Jullian was born in Bordeaux in 1919. His maternal grandfather was the historian Camille Jullian, known for his multi-volume history of Gaul; his mother had married a man named Simounet, a war veteran whose life ended in poverty and whose name Philippe rejected in favor of his more distinguished grandfather's.[1]
Jullian studied literature at university but left to pursue drawing and painting. In his later years, he resided in England but regularly spent winters in Africa. He also travelled extensively in India and Egypt.
One of his first officially noted works was the first "artist's" label for the famous wine from Château Mouton Rothschild in 1945, in memory of the World War II victory over Germany.
Jullian's book illustrations are witty, ornate, and often grotesque. He produced illustrations for his own books as well as works by Honoré de Balzac, Colette, Fyodor Dostoevsky, Ronald Firbank, Marcel Proust, and Oscar Wilde, among others. His books and articles on Art Nouveau, Symbolism, and other art movements of the fin-de-siècle helped bring about a revival of interest in the period. These include the biography Robert de Montesquiou (1965), Prince of Aesthetes (1967), Esthétes et Magiciens (1969) translated as Dreamers of Decadence (1971), Les Symbolistes (1973), and The Triumph of Art Nouveau (1974). Among others, he admired French painter Antonio de La Gandara. A collector, he published his autobiography, La Brocante, which detailed the "love of small objects," in 1975.
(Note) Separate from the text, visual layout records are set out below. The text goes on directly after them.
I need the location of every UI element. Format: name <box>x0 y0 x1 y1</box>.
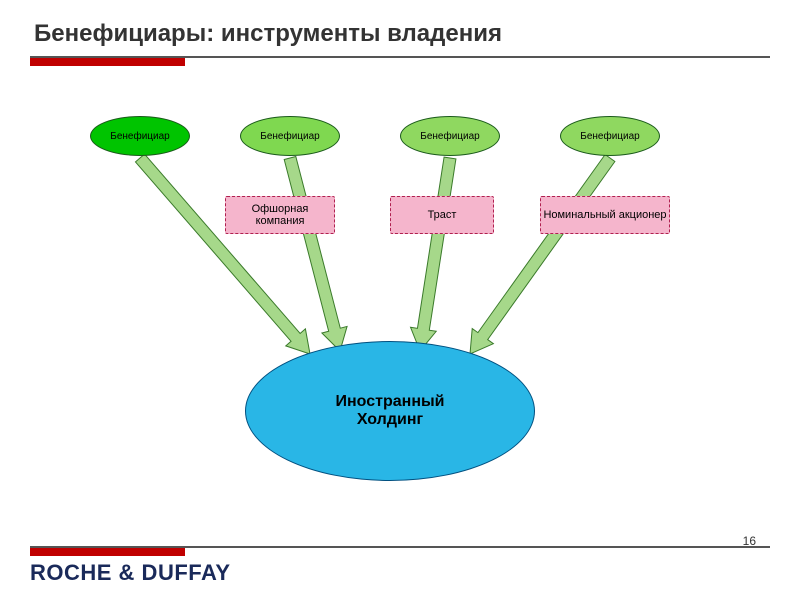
beneficiary-label: Бенефициар <box>420 131 479 142</box>
beneficiary-label: Бенефициар <box>260 131 319 142</box>
diagram-canvas: Бенефициар Бенефициар Бенефициар Бенефициар… <box>30 76 770 506</box>
instrument-box: Офшорная компания <box>225 196 335 234</box>
holding-label: Иностранный Холдинг <box>336 393 445 429</box>
arrow <box>459 150 620 361</box>
title-red-accent <box>30 58 185 66</box>
arrow <box>130 149 320 362</box>
brand-logo: ROCHE & DUFFAY <box>30 560 231 586</box>
beneficiary-node: Бенефициар <box>240 116 340 156</box>
instrument-box: Траст <box>390 196 494 234</box>
instrument-label: Офшорная компания <box>226 203 334 227</box>
beneficiary-node: Бенефициар <box>560 116 660 156</box>
arrow <box>277 155 352 355</box>
holding-node: Иностранный Холдинг <box>245 341 535 481</box>
beneficiary-node: Бенефициар <box>400 116 500 156</box>
page-number: 16 <box>743 534 756 548</box>
beneficiary-label: Бенефициар <box>110 131 169 142</box>
instrument-label: Номинальный акционер <box>543 209 666 221</box>
slide-title: Бенефициары: инструменты владения <box>34 20 770 48</box>
footer-red-accent <box>30 548 185 556</box>
instrument-box: Номинальный акционер <box>540 196 670 234</box>
arrow <box>407 156 463 353</box>
instrument-label: Траст <box>428 209 457 221</box>
beneficiary-node: Бенефициар <box>90 116 190 156</box>
beneficiary-label: Бенефициар <box>580 131 639 142</box>
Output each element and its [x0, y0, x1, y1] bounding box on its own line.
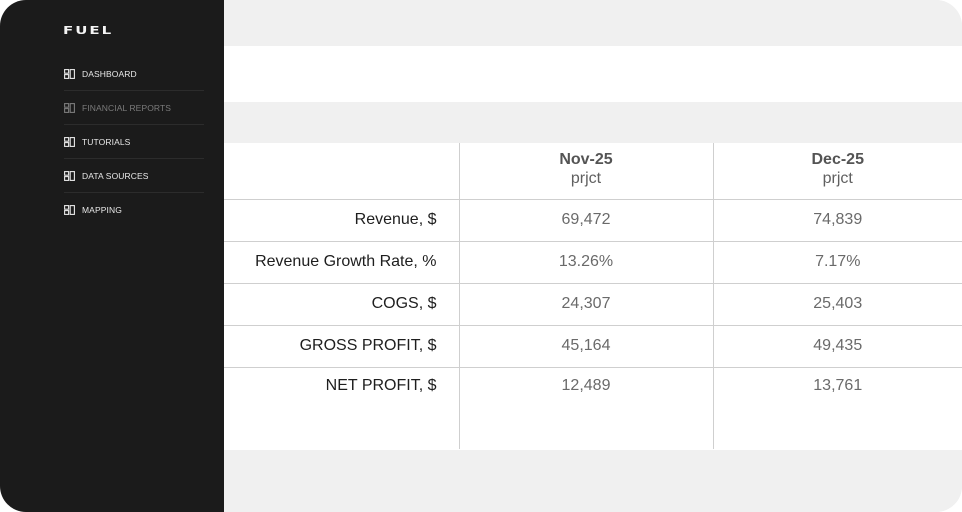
table-row-gross-profit: GROSS PROFIT, $ 45,164 49,435 [224, 324, 962, 367]
sidebar-item-dashboard[interactable]: DASHBOARD [64, 57, 204, 91]
sidebar-item-label: FINANCIAL REPORTS [82, 102, 172, 113]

Works of fiction by Jullian dealt with the decadent, sensual, and macabre. He explored the themes of homoeroticism, sado-masochism, transvestism and the aesthetic life. His gift for satire is evident both in fiction such as La Fuite en Egypte (1968; published as The Flight into Egypt, 1970) and in his works of social satire, including Dictionnaire du Snobisme ("The Snob-Spotter’s Guide," 1958), Les Collectioneurs ("The Collectors," 1967), and most notably his collaboration with the British novelist Angus Wilson, For Whom the Cloche Tolls: A Scrap-Book of the Twenties (1953), which he also illustrated.
Other books include Montmartre (1977) and Les Orientalistes (1977), works of art history; and biographies of Edward VII (1962), Wilde (1967), Gabriele D’Annunzio (1971), Jean Lorrain (1974), Violet Trefusis (1976), and Sarah Bernhardt.
The writer Angus Wilson published ‘For Whom the Cloche Tolls’ in 1953. The novel, following on from the gay themed Hemlock and After (1952) featured illustrations by Jullian making plain that Tata, the witty aesthete son, is homosexual via camp humour and the coded allusions. Julian was a noted writer on decadence, publishing ‘Esthètes et Magiciens’ (1969 – English edition ‘Dreamers of Decadence’, 1971), a biography of Oscar Wilde and a biography of Robert de Montesquiou (1855–1921, the model for Huysman’s ‘À rebours’). A book on collecting published in 1966/7 contains sections on ‘Fetishes’ and ‘Pornography’ among the options. of .Wilson’s book covers were also illustrated by Ronald Searle and Jullian’s illustration for covers of Penguin and other books are rather like Searle’s but in drag. His book on Montemartre is particularly good at describing various brothels: Mount Lesbos, Mount Cythera (straight prostitutes) and The Boulevards of Sodom (where boy prostitutes were known as Jésuses). Later he specialised in Symbolist painters and Art Nouveau as well as collaborated on exhibitions with amongst others Diana Vreeland.
Jullian's Journal, 1940–1950 (published 2009) documents his experiences and responses to the German occupation of France. On 22 March 1944 he wrote:
The twenty days I spent in the country were quite pleasant, and I take no pleasure in returning to Paris. One is awfully tired of feeling irritated all the time. The atmosphere is tense with raids, the fear of departures to Germany. An uncertain period, cowardly for those who aren't heroes.[2]
An article written by Jullian appeared in 1977 in the Architectural Digest about the Shah of Iran's new palace.
In the 1970s Jullian experienced a series of personal tragedies: the death of his friend Violet Trefusis in 1972; the destruction of many of his possessions, including his pictures after a fire broke out in his apartment; and in September 1977 the stabbing to death by a stranger of his Moroccan manservant and companion, Hamoud, on whom he had increasingly depended. Five days afterwards he committed suicide by hanging.[3]